7. The next issue is department has taken a view that the product is not meant for retail sale at all and therefore it cannot be assessed under Section 4A. For this purpose, the ld. counsel relied upon the decision of the Tribunal in the case of ITEL Industries Pvt. Ltd. (2003-TIOL-218-CESTAT-BAN). It was observed in that case by the Tribunal that "Further, there is no requirement under Section 4A or under Packaged Commodities Rules that goods covered by this provision should actually be sold in retail. The definition of 'Retail Sale" under Rule 2 specifically covers "distribution disposal" other than through sale also. The amplitude and coverage of the Packaged Commodities Rules extend to goods packed for disposal other than through sale also." The definition of the retail sale is reproduced as under:

"Retail Sale", in relation to a commodity, means the sale, distribution or delivery of such commodity through retail sales agencies or other instrumentalities for consumption by an individual or a group of individuals or any other consumer;"

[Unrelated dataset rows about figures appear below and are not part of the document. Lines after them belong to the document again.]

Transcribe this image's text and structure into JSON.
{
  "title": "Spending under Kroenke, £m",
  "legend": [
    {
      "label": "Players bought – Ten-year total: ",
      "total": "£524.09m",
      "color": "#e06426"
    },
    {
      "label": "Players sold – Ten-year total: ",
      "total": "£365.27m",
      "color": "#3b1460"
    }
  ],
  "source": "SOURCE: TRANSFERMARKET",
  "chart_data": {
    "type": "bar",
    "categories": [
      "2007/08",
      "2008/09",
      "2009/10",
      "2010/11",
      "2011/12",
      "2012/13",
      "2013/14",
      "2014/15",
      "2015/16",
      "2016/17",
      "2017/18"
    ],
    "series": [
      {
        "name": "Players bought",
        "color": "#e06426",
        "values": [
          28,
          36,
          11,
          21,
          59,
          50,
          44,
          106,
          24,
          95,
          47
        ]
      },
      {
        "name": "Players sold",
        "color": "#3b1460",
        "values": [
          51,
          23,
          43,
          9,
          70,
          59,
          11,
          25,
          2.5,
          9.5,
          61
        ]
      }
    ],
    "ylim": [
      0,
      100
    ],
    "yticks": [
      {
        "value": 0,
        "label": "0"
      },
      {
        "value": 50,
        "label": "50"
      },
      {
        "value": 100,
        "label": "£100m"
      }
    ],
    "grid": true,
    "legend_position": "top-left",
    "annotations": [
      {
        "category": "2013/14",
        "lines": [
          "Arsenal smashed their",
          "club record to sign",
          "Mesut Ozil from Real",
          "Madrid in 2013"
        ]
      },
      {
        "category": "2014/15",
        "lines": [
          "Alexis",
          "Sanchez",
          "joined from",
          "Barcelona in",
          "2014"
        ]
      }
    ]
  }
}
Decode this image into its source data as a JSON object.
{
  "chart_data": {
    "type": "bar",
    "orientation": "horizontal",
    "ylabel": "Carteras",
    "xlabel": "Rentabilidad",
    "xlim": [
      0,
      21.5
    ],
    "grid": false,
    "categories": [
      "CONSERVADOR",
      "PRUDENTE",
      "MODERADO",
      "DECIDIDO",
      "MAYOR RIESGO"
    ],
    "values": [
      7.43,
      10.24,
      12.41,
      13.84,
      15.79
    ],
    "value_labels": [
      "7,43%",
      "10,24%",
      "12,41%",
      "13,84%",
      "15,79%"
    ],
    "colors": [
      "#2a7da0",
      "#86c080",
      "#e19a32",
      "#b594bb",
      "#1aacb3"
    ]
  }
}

The rule makes it quite clear that the retail sale definition is vide enough to cover the transaction in question and therefore unless an assessee claims exemption from printing MRP under Rule 34 of SWM Rules, the MRP is required to be printed and assessable value has to be determined under Section 4A of Central Excise Act, 1944.”

In fine, it was held that the goods were correctly assessed by the assessee u/s 4A of the CEA, 1944 and since the issue was decided on merits in favour of the appellants, the question of penalty or confirmation of demand does not arise.

In passing: By the way, s.4A was inserted in the CEA, 1944 on 14.05.1997 to garner more revenue in respect of specified commodities than that which was being collected u/s 4 of the CEA, 1944.